No answer came back—only the crackling of the flames—and he mounted to the third story. He was passing through the upper hallway when he stumbled over something and fell headlong.

“Oh!” came in a groan, and he recognized Jasper Powell’s voice. The old man was in a chill of fear, with his limbs trembling violently and his teeth chattering.

“Go! leave me—leave me with my secret!” he gasped, staring wildly at Barry. “Go! go!”

“Mr. Powell, don’t you know me!” returned the youth. “It is your ward, Barry Filmore.”

“No! no! You are the demon of the South Pole, come to rob me of my secret! Begone, or the fiery furnace will open to receive you! Begone, I say!” And then the old man began to weep like a little child.

“As mad as a March hare!” murmured Barry.

“But he’s got a secret, sure!” he added mentally.

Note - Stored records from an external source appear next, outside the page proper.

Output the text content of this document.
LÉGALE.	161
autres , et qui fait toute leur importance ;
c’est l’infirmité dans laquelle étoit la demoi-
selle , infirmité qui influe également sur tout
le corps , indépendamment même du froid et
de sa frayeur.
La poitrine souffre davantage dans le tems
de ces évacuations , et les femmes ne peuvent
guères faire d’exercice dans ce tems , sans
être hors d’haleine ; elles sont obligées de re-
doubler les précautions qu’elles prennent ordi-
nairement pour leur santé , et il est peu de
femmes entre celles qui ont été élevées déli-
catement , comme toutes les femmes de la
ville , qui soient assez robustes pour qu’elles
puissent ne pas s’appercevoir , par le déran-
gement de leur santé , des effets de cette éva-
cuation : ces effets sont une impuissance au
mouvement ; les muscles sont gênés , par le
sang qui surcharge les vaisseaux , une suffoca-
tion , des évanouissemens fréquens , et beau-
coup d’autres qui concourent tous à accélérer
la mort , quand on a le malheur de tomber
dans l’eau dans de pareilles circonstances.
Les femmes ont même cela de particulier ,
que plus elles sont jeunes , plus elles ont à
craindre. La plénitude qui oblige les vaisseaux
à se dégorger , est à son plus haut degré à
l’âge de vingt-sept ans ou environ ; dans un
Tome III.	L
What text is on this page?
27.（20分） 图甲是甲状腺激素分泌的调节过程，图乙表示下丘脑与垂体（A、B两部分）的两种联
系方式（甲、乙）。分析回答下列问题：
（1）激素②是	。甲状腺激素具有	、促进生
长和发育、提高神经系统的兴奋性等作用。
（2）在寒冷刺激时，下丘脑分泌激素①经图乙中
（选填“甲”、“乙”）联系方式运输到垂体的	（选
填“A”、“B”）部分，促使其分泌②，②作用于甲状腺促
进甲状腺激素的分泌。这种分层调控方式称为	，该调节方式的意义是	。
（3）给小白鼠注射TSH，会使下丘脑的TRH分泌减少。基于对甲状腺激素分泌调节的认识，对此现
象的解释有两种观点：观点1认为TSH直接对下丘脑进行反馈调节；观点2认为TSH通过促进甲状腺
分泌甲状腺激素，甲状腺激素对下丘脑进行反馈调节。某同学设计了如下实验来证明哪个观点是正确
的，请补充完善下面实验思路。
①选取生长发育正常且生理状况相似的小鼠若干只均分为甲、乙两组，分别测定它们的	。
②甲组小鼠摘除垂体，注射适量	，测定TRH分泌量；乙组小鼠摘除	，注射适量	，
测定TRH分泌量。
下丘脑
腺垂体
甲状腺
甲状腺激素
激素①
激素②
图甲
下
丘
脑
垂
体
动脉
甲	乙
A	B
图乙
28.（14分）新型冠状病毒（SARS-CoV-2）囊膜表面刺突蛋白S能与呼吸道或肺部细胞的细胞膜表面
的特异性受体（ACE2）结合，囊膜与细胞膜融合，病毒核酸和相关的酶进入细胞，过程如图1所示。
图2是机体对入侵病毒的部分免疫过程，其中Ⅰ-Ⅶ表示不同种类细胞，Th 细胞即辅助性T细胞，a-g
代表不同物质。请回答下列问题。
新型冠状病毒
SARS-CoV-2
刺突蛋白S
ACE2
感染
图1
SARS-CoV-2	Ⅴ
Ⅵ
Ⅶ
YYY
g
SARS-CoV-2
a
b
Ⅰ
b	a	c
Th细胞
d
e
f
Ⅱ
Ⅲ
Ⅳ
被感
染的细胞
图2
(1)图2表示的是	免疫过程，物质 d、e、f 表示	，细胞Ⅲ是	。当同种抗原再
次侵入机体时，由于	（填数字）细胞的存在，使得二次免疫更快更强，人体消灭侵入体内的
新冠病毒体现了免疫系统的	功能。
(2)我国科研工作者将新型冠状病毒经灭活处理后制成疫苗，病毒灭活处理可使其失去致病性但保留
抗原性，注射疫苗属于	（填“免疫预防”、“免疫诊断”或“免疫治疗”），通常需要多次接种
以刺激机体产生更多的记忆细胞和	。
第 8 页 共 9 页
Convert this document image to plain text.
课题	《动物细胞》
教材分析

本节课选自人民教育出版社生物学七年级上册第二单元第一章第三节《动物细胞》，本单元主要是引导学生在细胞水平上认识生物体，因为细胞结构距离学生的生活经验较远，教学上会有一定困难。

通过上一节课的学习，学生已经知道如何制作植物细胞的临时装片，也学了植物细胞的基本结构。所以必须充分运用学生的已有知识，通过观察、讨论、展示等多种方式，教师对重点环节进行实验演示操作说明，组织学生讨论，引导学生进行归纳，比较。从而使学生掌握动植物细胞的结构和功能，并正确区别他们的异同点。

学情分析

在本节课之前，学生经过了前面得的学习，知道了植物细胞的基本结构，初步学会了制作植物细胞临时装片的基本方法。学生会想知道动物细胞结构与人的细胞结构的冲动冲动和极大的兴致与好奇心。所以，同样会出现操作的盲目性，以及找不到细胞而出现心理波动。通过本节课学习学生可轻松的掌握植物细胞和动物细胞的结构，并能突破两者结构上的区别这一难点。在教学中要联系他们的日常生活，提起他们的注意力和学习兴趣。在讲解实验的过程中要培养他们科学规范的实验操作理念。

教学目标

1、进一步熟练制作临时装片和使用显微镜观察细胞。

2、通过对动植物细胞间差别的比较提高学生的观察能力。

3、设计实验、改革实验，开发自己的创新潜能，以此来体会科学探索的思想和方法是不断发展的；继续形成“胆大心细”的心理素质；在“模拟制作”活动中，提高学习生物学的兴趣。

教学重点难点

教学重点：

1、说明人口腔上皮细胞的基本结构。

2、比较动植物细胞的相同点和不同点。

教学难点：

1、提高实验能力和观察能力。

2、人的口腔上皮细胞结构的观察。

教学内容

“Leave me, I say!” continued Jasper Powell. “You are the demon of the South Pole, but the secret of the land of ice is mine—all mine! And the gold of the treasure ship, too! All mine—all Jasper Powell’s! Ha! ha!” And leaping to his feet he flourished his arms wildly before Barry, and then darted swiftly toward the rear of the building, where the flames now made all as bright as day.

“Mr. Powell, come back! Please come back!” yelled Barry, hoarsely. The strangeness of the situation almost struck him dumb.

“Come back, to be robbed of my secret? Never!” screamed the old man. “Farewell, and when next we meet, let it be at the South Pole!”

And with one long cry which rang in Barry Filmore’s ears for days afterward, he rushed for the rear of the warehouse and plunged straight into the roaring flames, to be seen no more!